The example that takes the cake in discrimination towards those with mental illness seeking medical help for non psychiatric problems occurred in suburban Toronto and the video made the rounds on the internet. Once the hospital staff learned the man had bipolar disorder, they falsely made the assumption that there was nothing physically wrong with him and turfed him from the ER.
He was there to complain about severe pains in his legs but no one believed him. The pain was so bad that he could barely walk and so was forced to literally crawl on his hands and knees out the door. His progress was coached by a nurse who stood by him and watched his slow agonizing crawl out the front door of the hospital. When he was finally able to get medical help, it turned out that he was suffering from Guillain-Barré Syndrome.
This all took place in 2018 but only came to light recently because he was trying to get the video of his struggle to leave. The hospital claims they fired the nurse but they do not say if her actions were reported to her regulatory college for action. I suspect not and can only assume she working at another hospital.
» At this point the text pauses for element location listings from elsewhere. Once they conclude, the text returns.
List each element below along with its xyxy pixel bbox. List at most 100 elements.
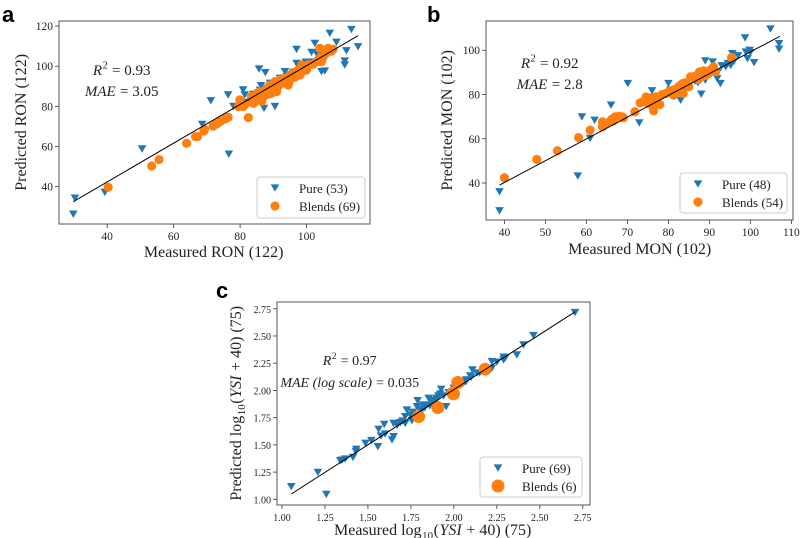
annotation-part: 2 — [103, 61, 108, 72]
pure-point — [501, 354, 510, 362]
plot-area — [495, 25, 784, 215]
pure-point — [436, 385, 446, 394]
blend-point — [651, 92, 661, 102]
pure-point — [573, 172, 583, 180]
pure-point — [398, 417, 407, 425]
y-tick-label: 1.75 — [254, 414, 272, 425]
blend-point — [412, 410, 426, 424]
x-tick-label: 90 — [704, 227, 716, 239]
blend-point — [199, 124, 210, 134]
y-tick-label: 60 — [42, 141, 54, 153]
pure-point — [634, 119, 644, 127]
annotation-part: 2 — [332, 352, 337, 362]
x-axis-label-part: Measured RON (122) — [144, 244, 284, 261]
x-tick-label: 110 — [783, 227, 800, 239]
y-tick-label: 1.50 — [254, 441, 272, 452]
y-tick-label: 60 — [469, 134, 481, 146]
blend-point — [147, 161, 157, 171]
pure-point — [332, 38, 341, 47]
blend-point — [431, 401, 445, 415]
y-tick-label: 2.75 — [254, 305, 272, 316]
annotation-part: R — [520, 56, 530, 72]
pure-point — [197, 120, 207, 129]
axes-frame — [276, 301, 591, 506]
pure-point — [240, 91, 250, 99]
pure-point — [733, 52, 743, 60]
y-axis-label-part: Predicted RON (122) — [13, 54, 30, 191]
x-tick-label: 50 — [540, 227, 552, 239]
series-blends — [499, 52, 737, 183]
x-tick-label: 80 — [234, 231, 246, 243]
annotation: MAE (log scale) = 0.035 — [279, 376, 419, 391]
pure-point — [774, 45, 784, 53]
y-axis-label-part: YSI — [228, 375, 245, 398]
y-tick-label: 100 — [36, 61, 54, 73]
pure-point — [367, 436, 376, 445]
pure-point — [223, 91, 233, 99]
pure-point — [286, 482, 296, 491]
blend-point — [154, 154, 164, 165]
annotation-part: R — [322, 354, 332, 369]
legend-box — [479, 456, 583, 498]
blend-point — [192, 131, 203, 142]
y-axis-label-group: Predicted RON (122) — [13, 54, 30, 191]
legend-label: Pure (53) — [299, 181, 348, 196]
blend-point — [263, 89, 273, 99]
legend-pure-marker — [270, 184, 280, 192]
pure-point — [743, 55, 752, 63]
pure-point — [353, 43, 363, 51]
pure-point — [708, 58, 717, 66]
pure-point — [351, 447, 361, 456]
legend-label: Pure (48) — [722, 177, 771, 192]
pure-point — [292, 45, 301, 54]
y-axis-label-part: Predicted MON (102) — [439, 50, 456, 190]
annotation-part: MAE (log scale) — [279, 376, 372, 391]
legend-pure-marker — [493, 464, 503, 472]
y-tick-label: 2.25 — [254, 359, 272, 370]
pure-point — [347, 25, 356, 34]
pure-point — [68, 210, 78, 218]
blend-point — [499, 173, 510, 183]
legend-label: Blends (69) — [299, 199, 360, 214]
annotation: MAE = 3.05 — [84, 84, 159, 100]
panel-a: a 40 60 80 100 40 60 80 100 120 R 2 = 0.93 MAE = 3.0… — [2, 2, 371, 261]
pure-point — [700, 57, 710, 65]
pure-point — [647, 87, 657, 95]
pure-point — [259, 104, 269, 113]
axes-frame — [485, 20, 794, 221]
pure-point — [495, 188, 504, 196]
pure-point — [466, 373, 476, 382]
legend-box — [679, 172, 788, 214]
y-axis-label-part: Predicted log — [228, 416, 245, 501]
pure-point — [716, 79, 725, 88]
pure-point — [256, 82, 266, 90]
y-axis-label-group: Predicted MON (102) — [439, 50, 456, 190]
y-axis-label: Predicted MON (102) — [439, 50, 456, 190]
y-tick-label: 80 — [469, 89, 481, 101]
x-tick-label: 60 — [581, 227, 593, 239]
pure-point — [310, 39, 320, 48]
pure-point — [137, 145, 147, 153]
pure-point — [340, 57, 350, 65]
x-tick-label: 100 — [742, 227, 760, 239]
y-tick-label: 100 — [463, 45, 481, 57]
pure-point — [270, 102, 280, 111]
annotation-part: = 0.035 — [373, 376, 419, 391]
x-axis-label-part: Measured MON (102) — [568, 241, 711, 258]
pure-point — [712, 74, 722, 83]
pure-point — [280, 67, 290, 76]
pure-point — [623, 79, 633, 88]
x-tick-label: 2.75 — [574, 513, 592, 524]
pure-point — [512, 351, 522, 359]
pure-point — [529, 331, 538, 340]
x-axis-label: Measured MON (102) — [568, 241, 711, 258]
legend-blends-marker — [491, 479, 505, 493]
pure-point — [606, 101, 616, 109]
legend-pure-marker — [693, 180, 703, 188]
pure-point — [432, 395, 441, 403]
pure-point — [238, 86, 248, 94]
panel-b: b 40 50 60 70 80 90 100 110 40 60 80 100 R 2 = 0.92 MAE… — [427, 2, 800, 258]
This medical bias against those with psychiatric illnesses was just written about in the Globe and Mail newspaper based in Toronto. Thomas Ungar is psychiatrist-in-chief at St. Michael’s Hospital of Unity Health in Toronto and Louise Bradley is president and CEO of the Mental Health Commission of Canada. They stated that:
Too often, having a mental illness stamped in your file is like having it tattooed on your forehead. It biases medical professionals – who, after all, are only human – and overshadows valid and serious physical symptoms, allowing them to be dismissed as nothing more than a figment of your diagnosis.
Structural stigma – how institutional rules, policies and practices unjustifiably and arbitrarily limit the rights of people with mental illnesses – plays on this unconscious bias. It flourishes in darkened corners and it hides in plain sight. To the untrained eye it’s invisible, but the threat it poses is no less real.
The solution to this problem, they say is that “We need to measure and monitor the barriers, big and small, that put treating mental illness at a perpetual disadvantage. If we can get them on a mandatory quality performance dashboard, or easy to see report card, a red-light indicator will scream out for attention. It’s the only way we can halt structural stigma in its tracks.”
So, next time you hear someone say psych meds kill off psychiatric patients, you can point out that they are being killed off by biased and discriminating physicians who should no better but don’t.
And if you received this twice, my apologies. I should not try to schedule something when I’m tired.